Josh Robinson, an engineering student, echoed Quinn’s sentiment and offered another perspective on student attendance for the upcoming fall season.

“I honestly would be surprised if [the team] gets half the crowd of students this year as they have in the past,” said Robinson. “For most of the kids who go, it’s about the tailgating, not the game. If the team isn’t even going to be here after this year, I don’t know how many kids will go. It’s kind of a lost cause.”

Should UMass lose the support of its student section, the team might have a difficult time filling its new home.

Gillette Stadium has a capacity of 68,756 spectators. Last season, in the Colonial Clash against New Hampshire, 32,848 fans filed in to watch the game. While it was the biggest crowd in UMass history, it was less than half of what the stadium can hold. Take out the students and the crowd isn’t nearly as large.

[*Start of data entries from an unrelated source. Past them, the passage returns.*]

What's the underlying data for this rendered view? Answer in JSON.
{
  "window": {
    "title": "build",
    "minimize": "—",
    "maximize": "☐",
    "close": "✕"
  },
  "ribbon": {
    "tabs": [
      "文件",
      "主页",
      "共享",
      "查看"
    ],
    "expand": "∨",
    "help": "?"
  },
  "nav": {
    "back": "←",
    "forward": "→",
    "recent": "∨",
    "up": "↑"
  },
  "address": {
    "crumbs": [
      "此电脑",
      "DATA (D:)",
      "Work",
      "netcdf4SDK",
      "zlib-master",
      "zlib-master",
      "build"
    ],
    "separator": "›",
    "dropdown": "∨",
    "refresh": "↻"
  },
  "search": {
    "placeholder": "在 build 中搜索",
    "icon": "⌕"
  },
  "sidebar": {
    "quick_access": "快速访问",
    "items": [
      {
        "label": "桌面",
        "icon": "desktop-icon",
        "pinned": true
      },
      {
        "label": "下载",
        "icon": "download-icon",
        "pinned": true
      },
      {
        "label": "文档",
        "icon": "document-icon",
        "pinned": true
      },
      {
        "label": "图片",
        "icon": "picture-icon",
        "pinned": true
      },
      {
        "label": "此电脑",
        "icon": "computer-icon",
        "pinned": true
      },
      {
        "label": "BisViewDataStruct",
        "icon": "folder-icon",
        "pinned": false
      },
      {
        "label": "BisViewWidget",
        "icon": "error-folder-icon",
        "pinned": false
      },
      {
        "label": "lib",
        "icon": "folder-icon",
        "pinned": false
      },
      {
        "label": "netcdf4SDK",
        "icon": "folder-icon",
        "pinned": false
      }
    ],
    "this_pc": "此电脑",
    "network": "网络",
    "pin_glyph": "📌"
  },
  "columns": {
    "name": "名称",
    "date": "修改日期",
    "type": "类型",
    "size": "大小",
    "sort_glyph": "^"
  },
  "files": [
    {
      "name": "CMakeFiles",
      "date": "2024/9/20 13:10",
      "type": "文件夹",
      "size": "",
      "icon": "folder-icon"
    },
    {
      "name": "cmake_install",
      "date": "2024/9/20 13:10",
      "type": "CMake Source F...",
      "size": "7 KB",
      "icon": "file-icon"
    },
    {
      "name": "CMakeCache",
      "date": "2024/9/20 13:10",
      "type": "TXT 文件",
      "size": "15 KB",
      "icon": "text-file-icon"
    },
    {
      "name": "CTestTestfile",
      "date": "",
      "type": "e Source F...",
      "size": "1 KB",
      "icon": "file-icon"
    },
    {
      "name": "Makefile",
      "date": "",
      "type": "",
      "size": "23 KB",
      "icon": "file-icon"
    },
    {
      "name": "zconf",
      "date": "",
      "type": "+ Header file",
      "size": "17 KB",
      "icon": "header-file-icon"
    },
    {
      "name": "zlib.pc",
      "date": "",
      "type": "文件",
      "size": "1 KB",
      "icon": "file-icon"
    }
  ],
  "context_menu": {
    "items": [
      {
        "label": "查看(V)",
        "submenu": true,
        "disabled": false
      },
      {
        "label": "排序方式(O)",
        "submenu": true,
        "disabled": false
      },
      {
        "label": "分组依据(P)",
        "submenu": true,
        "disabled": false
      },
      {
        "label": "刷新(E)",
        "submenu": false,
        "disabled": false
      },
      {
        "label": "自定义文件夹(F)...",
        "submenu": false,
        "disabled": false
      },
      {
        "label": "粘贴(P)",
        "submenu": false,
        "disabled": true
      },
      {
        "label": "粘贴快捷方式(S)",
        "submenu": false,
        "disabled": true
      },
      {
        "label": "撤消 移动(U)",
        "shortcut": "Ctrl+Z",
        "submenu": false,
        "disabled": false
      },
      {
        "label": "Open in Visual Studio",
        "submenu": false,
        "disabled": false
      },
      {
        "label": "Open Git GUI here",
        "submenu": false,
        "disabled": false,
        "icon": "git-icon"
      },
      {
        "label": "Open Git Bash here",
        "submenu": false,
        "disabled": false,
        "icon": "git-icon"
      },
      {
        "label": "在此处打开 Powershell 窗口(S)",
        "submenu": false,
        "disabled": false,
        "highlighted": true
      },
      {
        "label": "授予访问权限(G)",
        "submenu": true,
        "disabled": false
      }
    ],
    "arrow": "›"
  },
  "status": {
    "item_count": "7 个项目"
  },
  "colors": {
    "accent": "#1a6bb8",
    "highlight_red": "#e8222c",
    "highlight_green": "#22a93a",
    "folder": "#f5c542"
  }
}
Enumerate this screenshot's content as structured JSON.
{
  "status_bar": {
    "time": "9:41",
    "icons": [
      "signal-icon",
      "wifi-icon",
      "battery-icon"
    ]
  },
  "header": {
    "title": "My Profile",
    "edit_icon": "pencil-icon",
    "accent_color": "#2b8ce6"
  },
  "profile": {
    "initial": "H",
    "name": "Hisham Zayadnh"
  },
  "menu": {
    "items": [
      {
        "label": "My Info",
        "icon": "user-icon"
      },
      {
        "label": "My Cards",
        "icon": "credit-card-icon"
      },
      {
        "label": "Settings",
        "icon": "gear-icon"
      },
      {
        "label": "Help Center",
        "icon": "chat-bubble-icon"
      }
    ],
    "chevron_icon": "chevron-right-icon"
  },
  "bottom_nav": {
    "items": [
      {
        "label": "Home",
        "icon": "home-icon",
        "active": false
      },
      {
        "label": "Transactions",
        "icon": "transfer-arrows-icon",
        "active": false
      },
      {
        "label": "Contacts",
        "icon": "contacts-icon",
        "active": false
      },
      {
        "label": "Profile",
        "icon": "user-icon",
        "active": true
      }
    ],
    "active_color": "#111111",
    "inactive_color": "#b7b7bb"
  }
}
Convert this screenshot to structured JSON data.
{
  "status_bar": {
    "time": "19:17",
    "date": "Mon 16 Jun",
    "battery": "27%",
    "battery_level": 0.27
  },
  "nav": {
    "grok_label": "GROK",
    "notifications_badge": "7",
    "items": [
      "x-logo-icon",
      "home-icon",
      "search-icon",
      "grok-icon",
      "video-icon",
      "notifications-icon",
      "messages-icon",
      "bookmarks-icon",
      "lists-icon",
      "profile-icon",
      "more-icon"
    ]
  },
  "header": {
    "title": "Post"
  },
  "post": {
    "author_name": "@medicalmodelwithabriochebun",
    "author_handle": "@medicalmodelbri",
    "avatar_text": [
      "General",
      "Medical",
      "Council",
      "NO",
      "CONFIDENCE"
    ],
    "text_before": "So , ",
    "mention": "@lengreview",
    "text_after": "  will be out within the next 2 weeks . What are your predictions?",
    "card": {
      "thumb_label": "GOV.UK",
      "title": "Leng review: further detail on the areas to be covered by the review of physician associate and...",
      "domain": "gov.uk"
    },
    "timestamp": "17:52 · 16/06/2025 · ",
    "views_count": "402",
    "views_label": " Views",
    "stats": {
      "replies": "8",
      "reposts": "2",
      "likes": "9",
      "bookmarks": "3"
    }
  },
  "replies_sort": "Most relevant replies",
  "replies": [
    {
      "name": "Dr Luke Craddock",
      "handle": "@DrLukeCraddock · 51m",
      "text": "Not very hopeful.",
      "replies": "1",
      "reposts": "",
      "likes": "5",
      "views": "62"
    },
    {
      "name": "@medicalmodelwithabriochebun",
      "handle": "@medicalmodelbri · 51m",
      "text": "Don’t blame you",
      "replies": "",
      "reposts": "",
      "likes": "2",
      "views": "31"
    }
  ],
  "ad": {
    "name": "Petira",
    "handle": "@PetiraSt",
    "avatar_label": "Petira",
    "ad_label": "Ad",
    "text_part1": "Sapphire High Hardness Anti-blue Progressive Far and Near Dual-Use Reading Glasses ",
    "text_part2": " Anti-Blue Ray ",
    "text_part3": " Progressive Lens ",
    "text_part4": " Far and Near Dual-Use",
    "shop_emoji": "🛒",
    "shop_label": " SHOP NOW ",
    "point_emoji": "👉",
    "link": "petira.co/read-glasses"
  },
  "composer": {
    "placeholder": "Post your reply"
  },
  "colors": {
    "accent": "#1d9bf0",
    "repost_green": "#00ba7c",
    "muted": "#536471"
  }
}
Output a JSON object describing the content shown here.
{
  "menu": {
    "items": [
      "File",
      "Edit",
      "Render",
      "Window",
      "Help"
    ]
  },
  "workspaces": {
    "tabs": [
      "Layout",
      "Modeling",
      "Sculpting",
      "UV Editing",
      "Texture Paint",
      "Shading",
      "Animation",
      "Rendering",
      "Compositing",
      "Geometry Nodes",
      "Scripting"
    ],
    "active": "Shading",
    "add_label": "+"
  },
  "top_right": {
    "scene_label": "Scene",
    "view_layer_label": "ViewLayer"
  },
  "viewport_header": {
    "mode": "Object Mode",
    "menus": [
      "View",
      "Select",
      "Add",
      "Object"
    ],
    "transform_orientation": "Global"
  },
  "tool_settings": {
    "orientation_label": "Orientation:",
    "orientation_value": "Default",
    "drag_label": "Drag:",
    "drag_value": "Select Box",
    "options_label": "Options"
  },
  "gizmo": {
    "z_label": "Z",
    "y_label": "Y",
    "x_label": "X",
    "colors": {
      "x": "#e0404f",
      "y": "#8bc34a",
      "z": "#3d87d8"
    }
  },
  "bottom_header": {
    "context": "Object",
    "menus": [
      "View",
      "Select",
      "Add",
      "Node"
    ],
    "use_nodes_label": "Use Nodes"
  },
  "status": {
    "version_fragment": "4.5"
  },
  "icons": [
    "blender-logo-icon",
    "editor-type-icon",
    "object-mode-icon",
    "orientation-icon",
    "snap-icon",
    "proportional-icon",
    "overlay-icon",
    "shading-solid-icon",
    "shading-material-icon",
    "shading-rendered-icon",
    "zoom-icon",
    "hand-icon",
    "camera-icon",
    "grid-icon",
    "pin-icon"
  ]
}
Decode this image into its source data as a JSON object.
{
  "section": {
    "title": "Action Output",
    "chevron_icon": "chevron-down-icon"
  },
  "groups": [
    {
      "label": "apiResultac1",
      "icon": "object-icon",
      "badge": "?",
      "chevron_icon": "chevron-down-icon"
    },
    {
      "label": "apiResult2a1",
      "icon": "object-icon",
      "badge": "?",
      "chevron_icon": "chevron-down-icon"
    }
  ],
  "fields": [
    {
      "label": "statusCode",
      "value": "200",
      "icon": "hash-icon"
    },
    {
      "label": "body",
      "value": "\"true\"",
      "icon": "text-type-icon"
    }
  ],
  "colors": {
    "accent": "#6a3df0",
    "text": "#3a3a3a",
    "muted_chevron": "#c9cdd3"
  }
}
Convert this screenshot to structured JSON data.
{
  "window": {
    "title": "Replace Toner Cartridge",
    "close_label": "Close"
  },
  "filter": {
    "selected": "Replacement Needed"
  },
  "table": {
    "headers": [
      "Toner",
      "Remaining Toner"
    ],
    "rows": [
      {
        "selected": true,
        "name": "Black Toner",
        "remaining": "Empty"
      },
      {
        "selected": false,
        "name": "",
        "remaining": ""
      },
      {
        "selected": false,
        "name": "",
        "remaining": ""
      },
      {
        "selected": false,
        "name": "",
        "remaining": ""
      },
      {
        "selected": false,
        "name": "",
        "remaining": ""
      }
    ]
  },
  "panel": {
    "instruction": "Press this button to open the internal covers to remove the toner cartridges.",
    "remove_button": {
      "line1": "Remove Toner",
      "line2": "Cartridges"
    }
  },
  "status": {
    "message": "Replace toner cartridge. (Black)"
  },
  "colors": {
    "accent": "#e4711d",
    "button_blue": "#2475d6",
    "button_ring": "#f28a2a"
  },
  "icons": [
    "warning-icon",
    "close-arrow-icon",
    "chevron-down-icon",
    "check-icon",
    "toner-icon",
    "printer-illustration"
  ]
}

And if the stadium isn’t full, one has to wonder how long it will take for the university’s decision to play two hours from its flagship campus to look like a mistake in the eye of the public.

Despite what will happen in 2012, there is still a season to be played in 2011. The Minutemen will tear through their banner at McGuirk Stadium for their home opener on Sept. 17 as they always do, but for the first time in recent memory, there might be more attention paid to those in the stands than the athletes on the field.

With the opener right around the corner, time will show how local residents support their Minutemen.